Pour sa part, Jerabek est un peu plus jeune, et il s’ajuste encore aux patinoires nord-américaines et au style de jeu de la LNH. En visant Benn pour qu’il devienne le centre d’attention, il a protégé Jerabek, tout en lui envoyant un message en punissant son partenaire.

 

Cela ne change rien au fait que Benn est également responsable de leur mauvais rendement quant aux retours de lancers. Jerabek a également de la difficulté à enrayer les contre-attaques adverses.

 

Cette stratégie visant à protéger et à faire confiance aux jeunes joueurs reflète bien les décisions prises par Julien tout au long de la saison. Pour ce qui est de la production offensive, Artturi Lehkonen et Charles Hudon présentent des rendements très décevants considérant leur temps de jeu en avantage numérique et le rôle qu’ils occupent dans la formation, mais ces deux joueurs affichent d’excellentes statistiques avancées.

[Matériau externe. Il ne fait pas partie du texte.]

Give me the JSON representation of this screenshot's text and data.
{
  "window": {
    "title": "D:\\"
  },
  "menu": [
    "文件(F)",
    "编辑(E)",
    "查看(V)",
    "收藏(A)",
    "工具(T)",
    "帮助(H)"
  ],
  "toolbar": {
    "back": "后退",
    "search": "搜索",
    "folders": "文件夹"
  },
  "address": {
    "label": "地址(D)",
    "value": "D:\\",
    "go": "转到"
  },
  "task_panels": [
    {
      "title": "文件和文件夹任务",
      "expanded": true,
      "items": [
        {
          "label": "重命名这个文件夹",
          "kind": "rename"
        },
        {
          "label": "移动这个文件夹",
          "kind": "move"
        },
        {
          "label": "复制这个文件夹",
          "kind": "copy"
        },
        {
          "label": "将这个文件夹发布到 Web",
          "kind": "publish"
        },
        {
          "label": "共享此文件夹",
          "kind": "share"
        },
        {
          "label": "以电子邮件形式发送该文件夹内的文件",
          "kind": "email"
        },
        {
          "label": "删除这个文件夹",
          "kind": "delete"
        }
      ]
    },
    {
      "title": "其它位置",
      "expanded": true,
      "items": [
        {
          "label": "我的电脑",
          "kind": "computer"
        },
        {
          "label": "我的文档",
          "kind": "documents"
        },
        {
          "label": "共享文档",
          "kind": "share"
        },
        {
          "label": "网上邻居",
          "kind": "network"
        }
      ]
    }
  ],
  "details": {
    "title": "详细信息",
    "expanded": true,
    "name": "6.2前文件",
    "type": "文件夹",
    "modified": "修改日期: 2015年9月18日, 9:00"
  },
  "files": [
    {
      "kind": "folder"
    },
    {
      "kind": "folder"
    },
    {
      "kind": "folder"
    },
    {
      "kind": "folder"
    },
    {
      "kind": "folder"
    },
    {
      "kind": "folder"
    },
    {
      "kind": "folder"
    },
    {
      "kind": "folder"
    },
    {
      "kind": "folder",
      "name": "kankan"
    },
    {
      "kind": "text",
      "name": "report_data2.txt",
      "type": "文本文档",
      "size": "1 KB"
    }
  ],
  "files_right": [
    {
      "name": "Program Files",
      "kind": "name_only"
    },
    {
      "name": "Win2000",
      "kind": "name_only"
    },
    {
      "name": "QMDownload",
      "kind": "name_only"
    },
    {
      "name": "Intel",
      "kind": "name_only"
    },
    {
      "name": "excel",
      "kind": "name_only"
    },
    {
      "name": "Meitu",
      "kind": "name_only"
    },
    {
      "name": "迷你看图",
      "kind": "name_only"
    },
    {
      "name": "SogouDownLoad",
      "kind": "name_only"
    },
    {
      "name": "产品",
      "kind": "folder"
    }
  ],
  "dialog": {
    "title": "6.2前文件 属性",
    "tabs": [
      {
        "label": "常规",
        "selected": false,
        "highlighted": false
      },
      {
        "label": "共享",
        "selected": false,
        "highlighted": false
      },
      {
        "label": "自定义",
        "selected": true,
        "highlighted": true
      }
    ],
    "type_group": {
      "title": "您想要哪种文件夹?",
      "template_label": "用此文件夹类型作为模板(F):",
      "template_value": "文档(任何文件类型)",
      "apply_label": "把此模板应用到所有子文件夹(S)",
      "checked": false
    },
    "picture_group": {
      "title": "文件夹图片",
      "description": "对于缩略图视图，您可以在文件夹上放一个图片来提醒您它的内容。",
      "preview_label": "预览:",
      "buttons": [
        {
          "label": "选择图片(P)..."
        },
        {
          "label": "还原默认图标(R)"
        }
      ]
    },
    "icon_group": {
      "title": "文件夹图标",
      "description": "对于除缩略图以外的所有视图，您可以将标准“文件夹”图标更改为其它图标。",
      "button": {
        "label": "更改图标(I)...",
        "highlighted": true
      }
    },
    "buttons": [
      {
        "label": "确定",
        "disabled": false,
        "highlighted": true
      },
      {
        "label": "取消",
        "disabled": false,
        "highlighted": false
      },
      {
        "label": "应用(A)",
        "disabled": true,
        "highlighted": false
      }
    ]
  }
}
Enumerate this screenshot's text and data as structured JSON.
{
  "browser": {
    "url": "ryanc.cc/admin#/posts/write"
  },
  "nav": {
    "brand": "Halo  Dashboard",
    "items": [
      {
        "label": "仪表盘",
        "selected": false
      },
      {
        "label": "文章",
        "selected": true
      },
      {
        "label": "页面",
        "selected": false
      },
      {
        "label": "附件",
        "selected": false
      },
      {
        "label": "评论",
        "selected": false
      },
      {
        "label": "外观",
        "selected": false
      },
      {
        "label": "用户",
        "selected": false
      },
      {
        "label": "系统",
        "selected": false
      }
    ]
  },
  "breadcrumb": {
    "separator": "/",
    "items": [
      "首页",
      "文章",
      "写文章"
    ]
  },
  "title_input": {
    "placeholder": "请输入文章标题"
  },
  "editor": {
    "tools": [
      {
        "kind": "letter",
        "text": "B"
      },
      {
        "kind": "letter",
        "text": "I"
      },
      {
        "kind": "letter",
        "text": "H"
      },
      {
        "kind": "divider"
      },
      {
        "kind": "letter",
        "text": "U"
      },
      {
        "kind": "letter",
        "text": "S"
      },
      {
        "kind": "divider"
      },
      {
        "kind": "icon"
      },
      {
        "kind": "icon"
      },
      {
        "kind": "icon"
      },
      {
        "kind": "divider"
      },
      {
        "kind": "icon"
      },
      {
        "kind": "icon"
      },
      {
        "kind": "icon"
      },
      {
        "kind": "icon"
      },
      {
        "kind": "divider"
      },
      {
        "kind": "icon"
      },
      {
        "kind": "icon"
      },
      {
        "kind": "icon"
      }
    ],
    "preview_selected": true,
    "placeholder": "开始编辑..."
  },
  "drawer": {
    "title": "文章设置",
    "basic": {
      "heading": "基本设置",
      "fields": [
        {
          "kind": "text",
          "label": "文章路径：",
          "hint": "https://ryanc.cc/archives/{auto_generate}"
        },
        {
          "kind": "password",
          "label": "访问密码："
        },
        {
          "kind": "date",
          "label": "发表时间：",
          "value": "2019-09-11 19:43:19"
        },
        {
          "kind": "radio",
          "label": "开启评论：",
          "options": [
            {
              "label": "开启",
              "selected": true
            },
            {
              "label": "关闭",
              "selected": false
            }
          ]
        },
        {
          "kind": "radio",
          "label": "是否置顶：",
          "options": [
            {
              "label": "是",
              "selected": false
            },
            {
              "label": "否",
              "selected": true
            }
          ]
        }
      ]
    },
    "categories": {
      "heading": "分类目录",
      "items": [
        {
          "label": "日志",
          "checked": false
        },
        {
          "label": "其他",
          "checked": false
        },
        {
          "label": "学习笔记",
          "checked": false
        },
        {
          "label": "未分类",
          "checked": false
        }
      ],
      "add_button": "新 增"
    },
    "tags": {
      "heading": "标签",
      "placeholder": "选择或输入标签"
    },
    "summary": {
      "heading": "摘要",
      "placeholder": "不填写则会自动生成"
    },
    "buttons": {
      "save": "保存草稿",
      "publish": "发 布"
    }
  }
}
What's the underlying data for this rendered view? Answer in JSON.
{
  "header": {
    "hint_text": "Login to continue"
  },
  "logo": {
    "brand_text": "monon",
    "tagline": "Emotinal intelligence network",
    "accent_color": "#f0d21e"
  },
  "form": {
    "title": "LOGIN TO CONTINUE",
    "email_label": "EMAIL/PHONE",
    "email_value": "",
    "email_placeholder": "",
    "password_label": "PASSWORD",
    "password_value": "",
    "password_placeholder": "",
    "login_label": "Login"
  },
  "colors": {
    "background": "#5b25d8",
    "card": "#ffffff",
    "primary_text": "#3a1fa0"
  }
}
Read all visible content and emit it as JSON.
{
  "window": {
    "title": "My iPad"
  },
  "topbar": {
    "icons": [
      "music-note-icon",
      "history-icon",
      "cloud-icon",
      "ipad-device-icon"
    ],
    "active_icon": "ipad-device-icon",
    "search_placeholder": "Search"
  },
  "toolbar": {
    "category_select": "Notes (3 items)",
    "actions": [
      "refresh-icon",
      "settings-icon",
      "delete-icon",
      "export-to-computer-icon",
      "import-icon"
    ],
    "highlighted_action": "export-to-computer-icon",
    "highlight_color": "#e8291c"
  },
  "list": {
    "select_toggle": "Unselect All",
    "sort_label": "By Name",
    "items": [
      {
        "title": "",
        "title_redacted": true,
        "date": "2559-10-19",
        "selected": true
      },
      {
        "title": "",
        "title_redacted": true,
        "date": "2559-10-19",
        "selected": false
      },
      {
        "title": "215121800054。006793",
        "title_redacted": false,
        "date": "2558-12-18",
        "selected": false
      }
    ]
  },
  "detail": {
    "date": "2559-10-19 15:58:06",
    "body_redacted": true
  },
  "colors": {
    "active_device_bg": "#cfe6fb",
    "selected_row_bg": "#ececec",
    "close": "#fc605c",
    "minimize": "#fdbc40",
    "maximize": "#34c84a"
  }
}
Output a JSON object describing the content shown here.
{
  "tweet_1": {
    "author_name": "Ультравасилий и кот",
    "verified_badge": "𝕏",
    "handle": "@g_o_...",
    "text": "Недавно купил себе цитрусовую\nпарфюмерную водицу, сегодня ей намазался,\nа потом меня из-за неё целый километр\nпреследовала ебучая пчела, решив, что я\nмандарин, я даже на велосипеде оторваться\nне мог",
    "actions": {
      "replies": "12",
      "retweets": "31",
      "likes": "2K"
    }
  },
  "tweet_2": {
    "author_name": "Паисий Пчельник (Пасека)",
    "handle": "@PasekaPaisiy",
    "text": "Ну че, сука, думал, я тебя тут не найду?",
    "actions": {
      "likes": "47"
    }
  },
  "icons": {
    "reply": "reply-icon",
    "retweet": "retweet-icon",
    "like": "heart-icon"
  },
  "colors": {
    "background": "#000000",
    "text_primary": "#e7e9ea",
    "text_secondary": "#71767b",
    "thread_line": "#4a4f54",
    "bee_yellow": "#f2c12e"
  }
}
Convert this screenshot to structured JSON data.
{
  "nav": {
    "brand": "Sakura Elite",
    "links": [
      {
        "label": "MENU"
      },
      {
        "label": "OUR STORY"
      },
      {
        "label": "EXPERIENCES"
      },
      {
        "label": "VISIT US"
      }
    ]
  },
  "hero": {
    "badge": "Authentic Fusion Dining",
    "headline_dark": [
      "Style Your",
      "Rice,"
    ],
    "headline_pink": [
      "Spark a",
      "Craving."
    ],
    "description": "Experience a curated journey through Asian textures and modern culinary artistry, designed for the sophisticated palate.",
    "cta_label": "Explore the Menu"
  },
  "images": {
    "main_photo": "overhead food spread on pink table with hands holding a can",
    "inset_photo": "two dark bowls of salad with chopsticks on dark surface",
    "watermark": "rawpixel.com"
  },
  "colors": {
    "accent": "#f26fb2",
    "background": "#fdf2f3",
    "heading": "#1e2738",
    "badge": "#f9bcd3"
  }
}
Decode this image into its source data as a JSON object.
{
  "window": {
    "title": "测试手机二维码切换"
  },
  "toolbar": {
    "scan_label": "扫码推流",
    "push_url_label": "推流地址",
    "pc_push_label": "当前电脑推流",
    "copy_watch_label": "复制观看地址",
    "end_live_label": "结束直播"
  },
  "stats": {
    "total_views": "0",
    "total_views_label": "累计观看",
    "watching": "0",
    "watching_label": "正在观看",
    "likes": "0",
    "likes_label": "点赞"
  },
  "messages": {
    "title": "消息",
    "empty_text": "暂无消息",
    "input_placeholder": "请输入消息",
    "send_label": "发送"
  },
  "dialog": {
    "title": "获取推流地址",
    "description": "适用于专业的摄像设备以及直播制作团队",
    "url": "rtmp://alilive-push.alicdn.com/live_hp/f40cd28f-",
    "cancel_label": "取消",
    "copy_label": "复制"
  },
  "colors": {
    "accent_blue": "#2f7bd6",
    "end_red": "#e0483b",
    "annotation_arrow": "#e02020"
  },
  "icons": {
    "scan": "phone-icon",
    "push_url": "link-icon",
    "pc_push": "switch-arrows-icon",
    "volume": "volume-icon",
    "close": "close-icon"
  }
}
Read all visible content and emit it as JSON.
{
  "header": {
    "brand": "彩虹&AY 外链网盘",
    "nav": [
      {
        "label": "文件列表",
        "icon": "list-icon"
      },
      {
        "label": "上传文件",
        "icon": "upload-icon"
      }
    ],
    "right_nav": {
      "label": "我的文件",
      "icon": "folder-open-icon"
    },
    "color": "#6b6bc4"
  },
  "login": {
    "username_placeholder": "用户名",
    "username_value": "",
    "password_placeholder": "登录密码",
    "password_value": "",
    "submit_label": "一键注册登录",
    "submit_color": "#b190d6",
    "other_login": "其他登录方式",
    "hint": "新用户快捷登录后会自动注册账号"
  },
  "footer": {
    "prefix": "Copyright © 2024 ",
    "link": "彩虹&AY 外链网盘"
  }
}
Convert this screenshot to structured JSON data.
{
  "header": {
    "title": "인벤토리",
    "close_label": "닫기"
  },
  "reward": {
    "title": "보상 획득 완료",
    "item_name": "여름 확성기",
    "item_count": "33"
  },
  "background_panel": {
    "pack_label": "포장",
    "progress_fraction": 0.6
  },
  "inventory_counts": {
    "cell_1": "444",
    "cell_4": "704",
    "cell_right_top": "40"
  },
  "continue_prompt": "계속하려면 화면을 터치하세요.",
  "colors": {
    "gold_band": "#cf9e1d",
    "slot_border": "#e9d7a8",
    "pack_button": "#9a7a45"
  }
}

Lehkonen mène l’équipe pour les chances de marquer à haut risque, alors qu'Hudon mène l’équipe pour les chances de marquer créées pour ses coéquipiers. Ce sont les deux meilleurs joueurs du Canadien cette saison quant au différentiel de chances de marquer à haut risque.

 

Pour la plupart des entraîneurs, faire les bonnes choses sans obtenir les résultats escomptés n’est pas suffisant pour garder sa place. Imaginez alors évoluer sur l’un des deux premiers trios et sur l’avantage numérique. Les entraîneurs cherchent toujours des solutions, étant toujours à l’affût de petites choses pour arracher une victoire ici et là.

 

Continuer de faire confiance à ces jeunes joueurs, malgré les difficultés qu’ils ont à convertir leurs chances, est le bon raisonnement à long terme en cette saison qui n’offre pas grand-chose de positif. Il est facile de s’attarder aux erreurs qu’a faites Julien cette année. Il y en a assurément quelques-unes. Examiner plutôt comment il approche les choses à long terme est bien plus intéressant, du moins à mes yeux.